Permian Basin accounts for about 5% of Chesapeake’s total reserves and output. The company is mulling over the options to either sell the Permian Basin assets or spin out the Permian assets into a separate company.

Chesapeake intends to bring in about $12 billion in 2012 by selling non-core assets in order to reduce its debt burden. This takes into account fractional sale of the Permian fields.

Upon completion, the deal will take Chesapeake, the second-largest U.S. producer of natural gas behind Exxon Mobil Corporation (XOM), closer to its target of achieving debt reduction and narrow a projected funding gap.

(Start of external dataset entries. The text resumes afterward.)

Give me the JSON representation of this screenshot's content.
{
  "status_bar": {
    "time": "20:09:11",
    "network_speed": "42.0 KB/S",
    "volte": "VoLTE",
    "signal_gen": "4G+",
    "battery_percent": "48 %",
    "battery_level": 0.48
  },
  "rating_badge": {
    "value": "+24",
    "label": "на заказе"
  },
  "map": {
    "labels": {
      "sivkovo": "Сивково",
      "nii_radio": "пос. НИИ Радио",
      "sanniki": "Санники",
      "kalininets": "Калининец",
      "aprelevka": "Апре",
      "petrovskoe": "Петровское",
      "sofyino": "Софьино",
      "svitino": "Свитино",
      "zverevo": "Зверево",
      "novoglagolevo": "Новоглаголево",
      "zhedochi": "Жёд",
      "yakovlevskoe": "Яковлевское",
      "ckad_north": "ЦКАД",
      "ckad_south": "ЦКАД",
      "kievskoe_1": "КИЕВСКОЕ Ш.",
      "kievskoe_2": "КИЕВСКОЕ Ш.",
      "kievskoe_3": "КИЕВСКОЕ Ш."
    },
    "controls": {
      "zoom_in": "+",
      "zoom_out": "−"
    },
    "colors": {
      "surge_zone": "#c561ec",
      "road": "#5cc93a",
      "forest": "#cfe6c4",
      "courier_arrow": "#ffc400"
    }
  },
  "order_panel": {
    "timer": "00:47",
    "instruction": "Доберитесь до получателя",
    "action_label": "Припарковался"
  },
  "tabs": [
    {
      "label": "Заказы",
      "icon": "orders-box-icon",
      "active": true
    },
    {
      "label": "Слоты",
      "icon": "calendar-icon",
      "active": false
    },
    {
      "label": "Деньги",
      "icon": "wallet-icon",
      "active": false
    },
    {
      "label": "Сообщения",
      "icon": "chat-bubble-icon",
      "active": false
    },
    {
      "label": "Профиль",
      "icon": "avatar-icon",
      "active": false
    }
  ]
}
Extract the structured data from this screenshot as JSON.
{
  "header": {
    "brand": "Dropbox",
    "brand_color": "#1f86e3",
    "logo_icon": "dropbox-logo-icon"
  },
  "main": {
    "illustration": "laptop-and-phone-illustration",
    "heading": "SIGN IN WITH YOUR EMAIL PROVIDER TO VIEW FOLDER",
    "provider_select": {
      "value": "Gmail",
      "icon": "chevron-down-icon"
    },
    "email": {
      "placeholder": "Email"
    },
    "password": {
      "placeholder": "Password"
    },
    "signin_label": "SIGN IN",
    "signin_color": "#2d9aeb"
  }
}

In the current scenario of declining natural gas prices, most of the independent exploration and production companies are tilting their portfolio towards oil-based assets and divesting gas-based assets. Chesapeake has been keeping gas production under check in response to the weak natural gas prices.

Thus, Chesapeake’s ongoing asset monetization move aims to rationalize its asset composition and benefit from the divestment of gas-based assets. Chesapeake holds a Zacks #3 Rank, which is equivalent to a Hold rating for a period of one to three months. Longer term, we maintain our Neutral recommendation on the stock.